Pov de Sara
A cada dia, as aulas pareciam se arrastar mais do que o normal. Era como se o calor daquela tarde abafada pesasse ainda mais sobre nós. Finalmente, o sinal tocou, e eu, Lucas e Matheus começamos a caminhada de volta ao galpão. Estávamos cansados, ansiosos para deixar a escola para trás por algumas horas.
Mas, claro, Mariana não podia nos dar paz. Ela apareceu de repente, como sempre fazia, surgindo na nossa frente com aquele sorriso irritantemente animado.
— Ei! Vocês não esqueceram do nosso encontro, né? — Mariana disse sorridente.
Nós trocamos olhares. Tentamos recusar, inventando desculpas de última hora, mas ela era insistente, praticamente nos arrastando para o shopping.
— Vai ser divertido, gente! Vocês precisam relaxar um pouco! — Ela disse enganchando seu braço em Matheus que estava visivelmente desconfortável.
Não tínhamos escolha. Cedemos e a seguimos até o boliche. Tentamos nos divertir, de verdade. Mariana fazia questão de tornar tudo “animado”, mas era impossível ignorar a tensão no ar. Foi então que notei.

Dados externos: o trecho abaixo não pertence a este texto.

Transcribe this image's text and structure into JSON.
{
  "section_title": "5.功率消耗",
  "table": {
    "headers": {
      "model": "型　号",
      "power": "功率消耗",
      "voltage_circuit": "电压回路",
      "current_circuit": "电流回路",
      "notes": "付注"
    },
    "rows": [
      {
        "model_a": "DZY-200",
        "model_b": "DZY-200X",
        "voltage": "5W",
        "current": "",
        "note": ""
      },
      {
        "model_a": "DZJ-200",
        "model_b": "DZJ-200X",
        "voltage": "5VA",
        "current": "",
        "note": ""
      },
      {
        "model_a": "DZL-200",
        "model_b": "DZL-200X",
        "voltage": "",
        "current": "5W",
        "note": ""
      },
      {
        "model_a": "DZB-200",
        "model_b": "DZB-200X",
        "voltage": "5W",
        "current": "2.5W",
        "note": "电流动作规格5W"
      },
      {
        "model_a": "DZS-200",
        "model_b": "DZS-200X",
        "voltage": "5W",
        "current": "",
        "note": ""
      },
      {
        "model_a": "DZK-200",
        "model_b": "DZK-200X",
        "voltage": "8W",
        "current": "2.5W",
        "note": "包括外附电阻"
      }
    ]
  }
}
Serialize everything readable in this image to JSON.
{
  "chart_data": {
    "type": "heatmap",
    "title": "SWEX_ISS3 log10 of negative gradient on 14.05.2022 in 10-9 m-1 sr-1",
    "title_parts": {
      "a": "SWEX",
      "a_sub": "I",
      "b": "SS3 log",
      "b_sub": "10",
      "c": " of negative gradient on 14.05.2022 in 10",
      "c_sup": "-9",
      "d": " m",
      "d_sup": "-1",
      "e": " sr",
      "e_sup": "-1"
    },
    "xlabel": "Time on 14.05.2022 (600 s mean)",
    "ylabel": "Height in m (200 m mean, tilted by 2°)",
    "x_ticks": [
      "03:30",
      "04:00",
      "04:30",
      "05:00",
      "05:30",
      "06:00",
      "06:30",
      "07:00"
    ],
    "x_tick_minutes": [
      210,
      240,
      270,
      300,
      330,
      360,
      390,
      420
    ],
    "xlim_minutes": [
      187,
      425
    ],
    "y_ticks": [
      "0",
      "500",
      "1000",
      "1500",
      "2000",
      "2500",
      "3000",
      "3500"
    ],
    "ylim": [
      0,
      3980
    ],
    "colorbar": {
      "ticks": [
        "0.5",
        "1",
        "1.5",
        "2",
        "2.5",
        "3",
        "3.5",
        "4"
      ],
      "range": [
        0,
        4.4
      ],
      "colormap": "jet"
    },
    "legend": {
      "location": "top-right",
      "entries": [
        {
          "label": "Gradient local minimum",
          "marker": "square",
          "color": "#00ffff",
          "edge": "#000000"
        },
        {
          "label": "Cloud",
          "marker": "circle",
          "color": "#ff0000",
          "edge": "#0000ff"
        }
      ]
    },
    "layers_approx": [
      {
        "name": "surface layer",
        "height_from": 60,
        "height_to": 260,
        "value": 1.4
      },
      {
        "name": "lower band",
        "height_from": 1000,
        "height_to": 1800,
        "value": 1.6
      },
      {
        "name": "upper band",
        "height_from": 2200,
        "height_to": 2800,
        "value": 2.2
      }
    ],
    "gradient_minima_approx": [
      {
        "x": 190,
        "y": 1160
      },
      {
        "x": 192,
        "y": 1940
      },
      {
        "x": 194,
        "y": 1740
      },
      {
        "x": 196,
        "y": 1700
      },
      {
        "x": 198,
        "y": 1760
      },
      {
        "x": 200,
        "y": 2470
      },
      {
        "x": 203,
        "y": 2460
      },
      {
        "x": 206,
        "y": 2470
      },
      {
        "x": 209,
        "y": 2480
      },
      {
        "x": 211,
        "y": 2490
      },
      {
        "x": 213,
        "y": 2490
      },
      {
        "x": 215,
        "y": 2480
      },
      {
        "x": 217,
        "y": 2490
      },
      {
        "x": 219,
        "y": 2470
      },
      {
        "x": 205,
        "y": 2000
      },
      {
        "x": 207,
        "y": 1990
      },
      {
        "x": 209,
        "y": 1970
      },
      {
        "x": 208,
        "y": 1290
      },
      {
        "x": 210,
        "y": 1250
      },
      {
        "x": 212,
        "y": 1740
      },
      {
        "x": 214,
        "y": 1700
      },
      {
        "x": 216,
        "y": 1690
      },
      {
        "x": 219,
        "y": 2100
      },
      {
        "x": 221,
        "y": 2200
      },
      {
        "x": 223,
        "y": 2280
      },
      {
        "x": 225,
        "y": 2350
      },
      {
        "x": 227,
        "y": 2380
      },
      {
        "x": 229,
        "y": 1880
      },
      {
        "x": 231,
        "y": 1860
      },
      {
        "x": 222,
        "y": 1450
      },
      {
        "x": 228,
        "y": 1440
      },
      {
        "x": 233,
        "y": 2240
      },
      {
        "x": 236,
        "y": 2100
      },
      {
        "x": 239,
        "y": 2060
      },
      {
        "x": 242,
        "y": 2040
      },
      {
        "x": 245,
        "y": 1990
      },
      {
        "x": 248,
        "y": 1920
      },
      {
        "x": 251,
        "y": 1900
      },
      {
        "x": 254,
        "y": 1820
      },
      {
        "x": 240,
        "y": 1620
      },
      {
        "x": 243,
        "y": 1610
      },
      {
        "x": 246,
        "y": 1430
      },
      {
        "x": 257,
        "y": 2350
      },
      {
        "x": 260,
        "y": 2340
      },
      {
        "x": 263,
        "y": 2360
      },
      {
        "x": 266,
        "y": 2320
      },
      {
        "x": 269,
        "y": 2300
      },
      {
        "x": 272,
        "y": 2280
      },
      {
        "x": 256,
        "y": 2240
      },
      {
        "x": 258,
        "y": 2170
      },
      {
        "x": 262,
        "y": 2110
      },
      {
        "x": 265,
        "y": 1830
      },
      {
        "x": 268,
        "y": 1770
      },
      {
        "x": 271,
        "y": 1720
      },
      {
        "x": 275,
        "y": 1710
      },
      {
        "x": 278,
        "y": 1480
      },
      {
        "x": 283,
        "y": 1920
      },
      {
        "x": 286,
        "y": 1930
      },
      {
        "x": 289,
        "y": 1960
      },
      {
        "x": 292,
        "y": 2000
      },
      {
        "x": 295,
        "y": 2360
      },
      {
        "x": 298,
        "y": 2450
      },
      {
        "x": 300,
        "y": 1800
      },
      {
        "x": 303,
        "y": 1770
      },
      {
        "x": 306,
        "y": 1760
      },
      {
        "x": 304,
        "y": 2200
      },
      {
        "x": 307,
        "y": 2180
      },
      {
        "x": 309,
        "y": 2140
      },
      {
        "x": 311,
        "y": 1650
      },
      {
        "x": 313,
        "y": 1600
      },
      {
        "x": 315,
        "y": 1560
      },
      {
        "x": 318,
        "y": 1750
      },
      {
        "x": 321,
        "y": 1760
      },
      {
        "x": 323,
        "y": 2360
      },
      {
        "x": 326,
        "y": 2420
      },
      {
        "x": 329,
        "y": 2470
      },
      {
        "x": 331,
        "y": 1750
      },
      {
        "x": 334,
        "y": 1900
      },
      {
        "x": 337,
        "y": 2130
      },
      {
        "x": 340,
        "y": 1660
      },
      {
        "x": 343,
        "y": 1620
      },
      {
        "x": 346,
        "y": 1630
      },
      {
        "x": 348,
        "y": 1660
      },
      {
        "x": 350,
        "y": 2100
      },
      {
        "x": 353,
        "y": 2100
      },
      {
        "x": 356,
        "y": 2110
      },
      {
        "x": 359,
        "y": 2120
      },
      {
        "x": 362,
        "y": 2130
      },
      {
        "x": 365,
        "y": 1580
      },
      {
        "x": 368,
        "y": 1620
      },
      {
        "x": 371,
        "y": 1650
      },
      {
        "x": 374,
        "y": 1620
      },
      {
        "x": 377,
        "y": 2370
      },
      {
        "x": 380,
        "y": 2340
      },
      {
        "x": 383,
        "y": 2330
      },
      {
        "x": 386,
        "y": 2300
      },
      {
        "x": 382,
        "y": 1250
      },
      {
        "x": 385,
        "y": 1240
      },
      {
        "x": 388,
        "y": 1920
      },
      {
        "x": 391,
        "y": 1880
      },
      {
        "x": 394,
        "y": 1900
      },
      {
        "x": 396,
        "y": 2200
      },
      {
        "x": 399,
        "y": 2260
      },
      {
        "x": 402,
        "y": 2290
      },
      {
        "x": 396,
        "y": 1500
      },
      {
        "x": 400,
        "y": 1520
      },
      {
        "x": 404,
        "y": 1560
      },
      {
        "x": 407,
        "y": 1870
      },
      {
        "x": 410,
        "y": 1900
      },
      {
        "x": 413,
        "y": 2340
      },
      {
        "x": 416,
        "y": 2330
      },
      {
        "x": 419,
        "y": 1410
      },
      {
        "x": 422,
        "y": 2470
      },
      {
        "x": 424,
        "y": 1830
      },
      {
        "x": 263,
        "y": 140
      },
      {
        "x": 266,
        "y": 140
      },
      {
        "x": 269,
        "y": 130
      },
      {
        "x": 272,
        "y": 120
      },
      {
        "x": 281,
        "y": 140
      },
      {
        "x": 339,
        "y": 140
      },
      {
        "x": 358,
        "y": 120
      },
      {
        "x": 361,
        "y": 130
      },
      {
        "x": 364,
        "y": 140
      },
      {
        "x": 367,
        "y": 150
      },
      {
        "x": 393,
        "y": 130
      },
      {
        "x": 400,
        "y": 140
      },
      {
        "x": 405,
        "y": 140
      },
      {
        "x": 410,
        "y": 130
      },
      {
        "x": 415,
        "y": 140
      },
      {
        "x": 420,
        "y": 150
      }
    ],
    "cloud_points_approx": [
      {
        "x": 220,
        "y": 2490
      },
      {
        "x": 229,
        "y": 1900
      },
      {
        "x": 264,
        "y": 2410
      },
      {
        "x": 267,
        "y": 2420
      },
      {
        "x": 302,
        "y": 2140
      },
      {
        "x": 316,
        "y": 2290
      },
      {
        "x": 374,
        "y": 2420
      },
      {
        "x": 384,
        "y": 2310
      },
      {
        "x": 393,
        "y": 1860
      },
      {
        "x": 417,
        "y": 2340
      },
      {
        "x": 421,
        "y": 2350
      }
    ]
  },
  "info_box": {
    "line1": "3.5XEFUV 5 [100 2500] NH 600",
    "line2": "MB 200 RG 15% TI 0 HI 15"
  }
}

Na área externa do boliche, perto da entrada, dois homens estavam parados. Eles não jogavam, não interagiam, nem pareciam interessados no lugar. Estavam apenas... ali. Observando.
Um deles virou a cabeça levemente na nossa direção, e meu coração acelerou. CCG.
Tentei disfarçar minha preocupação, mas sabia que Lucas e Matheus também tinham percebido. O olhar de Lucas cruzou com o meu, e trocamos um breve aceno de entendimento. Precisávamos sair dali.
Depois de mais alguns minutos forçando sorrisos, inventei uma desculpa.
— Gente, lembrei que temos algo urgente pra resolver. Matheus, Lucas, podemos ir? — Eu disse puxando os dois.
Não dei chance para objeções. Puxei os dois para fora do boliche, deixando Mariana para trás, ainda gritando algo sobre nos encontrarmos novamente. Do lado de fora, a sensação de alívio foi momentânea. Ainda sentia os olhos em nós, como se estivéssemos sendo seguidos. Começamos a andar, tomando direções aleatórias, passando por ruas movimentadas para garantir que não estávamos sendo perseguidos.
— Eles estavam nos observando. Os agentes da CCG. — Eu disse aflita.
— Você acha que eles sabem? Sobre a gente? — Matheus disse nervoso.
— Ainda não. Se soubessem, não estariam só olhando. Estariam agindo. — Lucas disse entrelaçando nossas mãos, o que me surpreendeu muito.
Concordei, mas a presença deles ali não era coincidência. A CCG raramente fazia movimentos tão públicos sem motivo. Depois de circularmos por um tempo e garantir que não havia ninguém nos seguindo, decidimos parar em um parque movimentado. O lugar estava cheio de pessoas, o que nos dava alguma segurança.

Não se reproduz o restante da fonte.